Unlike the journals on Listopia, however, there are things about Past Life Library journals that make them surprisingly unconventional. For one thing, each journal is created around a single life that is lived through five different lifetimes. For Clare, five lifetimes means owning the magic of shaping-shifting. The inscription of ‘Same Eyes. Same Voice. Same Handwriting’ appears at the opening of every journal, calling her young readers to transform another person onto another life: five adventures, five families, five locations, each girl leading with her own destiny towards another.


Another fact about the journals is how 'the hero's journey' is changed into the adventures of strong girls going about women's work. The would-be painter, Inka, weaves her own canvases; Charli, a seasoned waitress, learns about the changing nature of relationships in a topsy-turvy restaurant;  Aisa, a rising star, learns the lessons of fame-over-vengeance-over-family loyalty and the young witch, Raphaella, overcomes her own violent mistakes to find the possibility of starting again. Their worlds of Habadash, Hallowishes, Harlow and Ashterwinkle celebrate the girls' coming of age. Their stories all exist on the edge of disasters. What pulls them back from catastrophes are their down-to-earth heroines and the comic antics of the many larger-than-life characters around them, like the fortune-teller Magda Gaska, who ends up baffling Inka with his predictions!


The mixture of earthy heroine and curious situations is something Clare’s journal-making process makes real through the talents of her friends: media artists, Yongho Moon and designer Francis Lim of Futureinform, and musician, Dazatah. Together, they create an interplay between the typed text, free-hand annotations, stunning collages, illustrations and songs.
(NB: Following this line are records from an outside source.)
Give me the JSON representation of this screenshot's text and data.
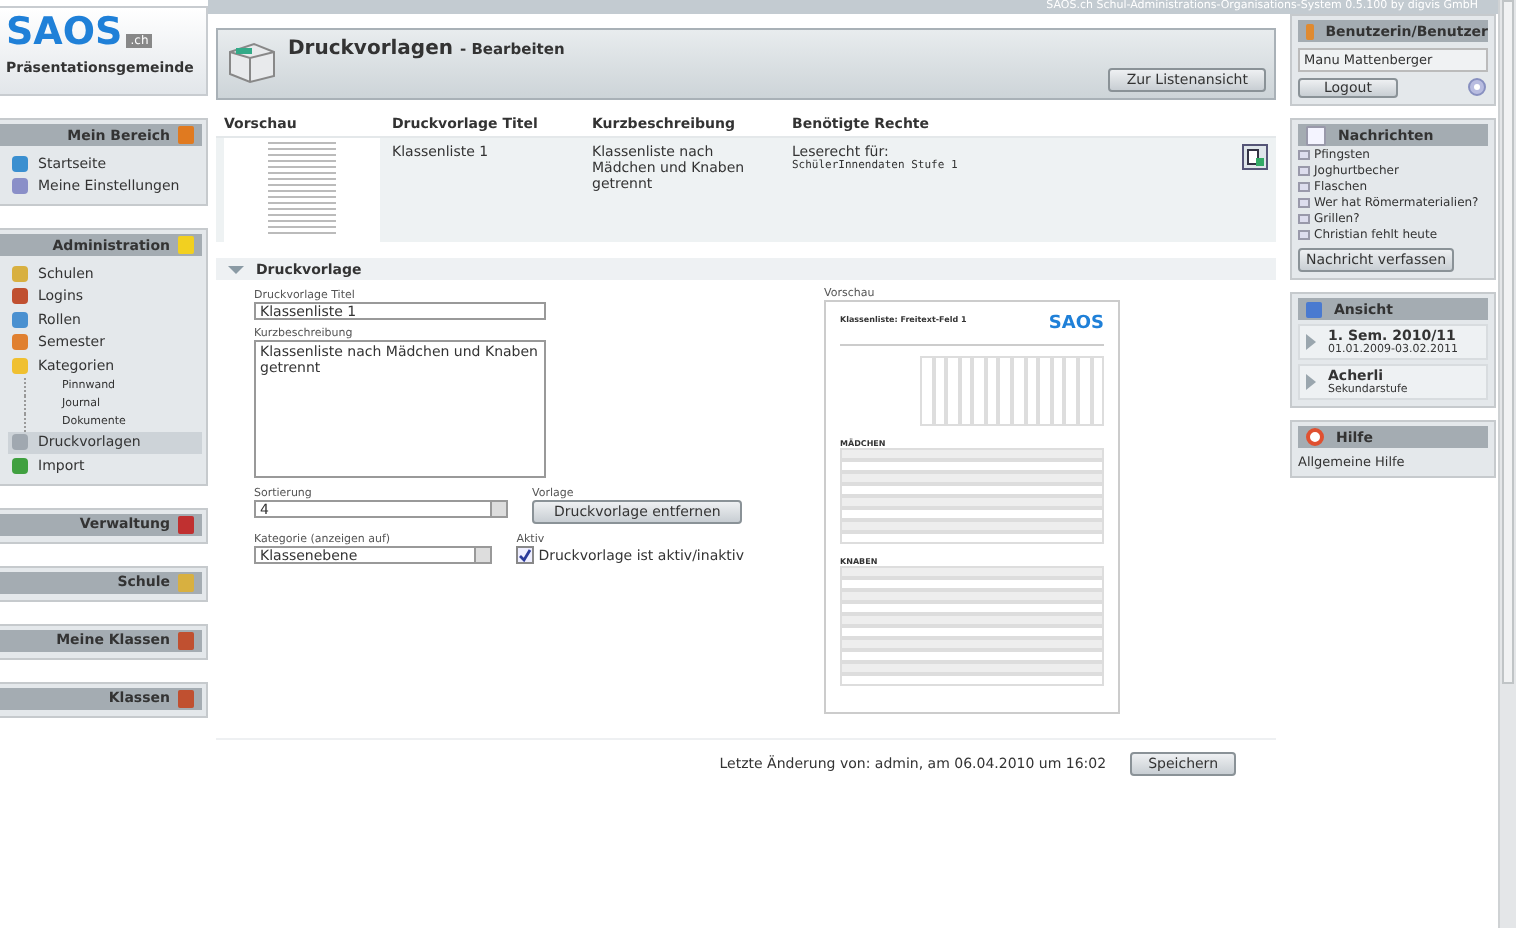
{
  "sidebar": {
    "logo": {
      "text": "SAOS",
      "suffix": ".ch"
    },
    "organization": "Präsentationsgemeinde",
    "panels": [
      {
        "title": "Mein Bereich",
        "items": [
          {
            "label": "Startseite",
            "selected": false
          },
          {
            "label": "Meine Einstellungen",
            "selected": false
          }
        ]
      },
      {
        "title": "Administration",
        "items": [
          {
            "label": "Schulen",
            "selected": false
          },
          {
            "label": "Logins",
            "selected": false
          },
          {
            "label": "Rollen",
            "selected": false
          },
          {
            "label": "Semester",
            "selected": false
          },
          {
            "label": "Kategorien",
            "selected": false,
            "children": [
              {
                "label": "Pinnwand",
                "selected": false
              },
              {
                "label": "Journal",
                "selected": false
              },
              {
                "label": "Dokumente",
                "selected": false
              }
            ]
          },
          {
            "label": "Druckvorlagen",
            "selected": true
          },
          {
            "label": "Import",
            "selected": false
          }
        ]
      },
      {
        "title": "Verwaltung"
      },
      {
        "title": "Schule"
      },
      {
        "title": "Meine Klassen"
      },
      {
        "title": "Klassen"
      }
    ]
  },
  "status_text": "SAOS.ch Schul-Administrations-Organisations-System 0.5.100 by digvis GmbH",
  "header": {
    "title": "Druckvorlagen",
    "subtitle": "- Bearbeiten",
    "button": "Zur Listenansicht"
  },
  "table": {
    "columns": [
      "Vorschau",
      "Druckvorlage Titel",
      "Kurzbeschreibung",
      "Benötigte Rechte"
    ],
    "rows": [
      {
        "title": "Klassenliste 1",
        "description": "Klassenliste nach Mädchen und Knaben getrennt",
        "rights_label": "Leserecht für:",
        "rights_value": "SchülerInnendaten Stufe 1"
      }
    ]
  },
  "section": {
    "title": "Druckvorlage",
    "expanded": true,
    "title_field": {
      "label": "Druckvorlage Titel",
      "value": "Klassenliste 1"
    },
    "description_field": {
      "label": "Kurzbeschreibung",
      "value": "Klassenliste nach Mädchen und Knaben getrennt"
    },
    "sort_field": {
      "label": "Sortierung",
      "value": "4"
    },
    "template": {
      "label": "Vorlage",
      "button": "Druckvorlage entfernen"
    },
    "category_field": {
      "label": "Kategorie (anzeigen auf)",
      "value": "Klassenebene"
    },
    "active": {
      "label": "Aktiv",
      "text": "Druckvorlage ist aktiv/inaktiv",
      "checked": true
    },
    "preview": {
      "label": "Vorschau",
      "doc_title": "Klassenliste: Freitext-Feld 1",
      "doc_logo": "SAOS",
      "groups": [
        "MÄDCHEN",
        "KNABEN"
      ]
    }
  },
  "footer": {
    "text": "Letzte Änderung von: admin, am 06.04.2010 um 16:02",
    "button": "Speichern"
  },
  "right": {
    "user": {
      "title": "Benutzerin/Benutzer",
      "name": "Manu Mattenberger",
      "button": "Logout"
    },
    "messages": {
      "title": "Nachrichten",
      "items": [
        "Pfingsten",
        "Joghurtbecher",
        "Flaschen",
        "Wer hat Römermaterialien?",
        "Grillen?",
        "Christian fehlt heute"
      ],
      "button": "Nachricht verfassen"
    },
    "view": {
      "title": "Ansicht",
      "items": [
        {
          "title": "1. Sem. 2010/11",
          "subtitle": "01.01.2009-03.02.2011"
        },
        {
          "title": "Acherli",
          "subtitle": "Sekundarstufe"
        }
      ]
    },
    "help": {
      "title": "Hilfe",
      "link": "Allgemeine Hilfe"
    }
  }
}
Each medium adds to the narrative experience.  It's magic realism on the page.


The result is a first-person narrative which is built upon a yearning to learn about yourself in relation to others. Collectively, then, the journals testify to what binds us to each other as we co-create the meaning of our lives, as we dare to make our adventures resonate with wit and laughter.  It is only after finishing each book that you acknowledge the girls' difficult journeys, full of mistakes and dangerous twists and turns. In this way, Clare shows that heroic girls are not the exception to the rule, but girls who claim the right to be themselves. They live through the strength of their imagination,  seeking answers & creating full lives.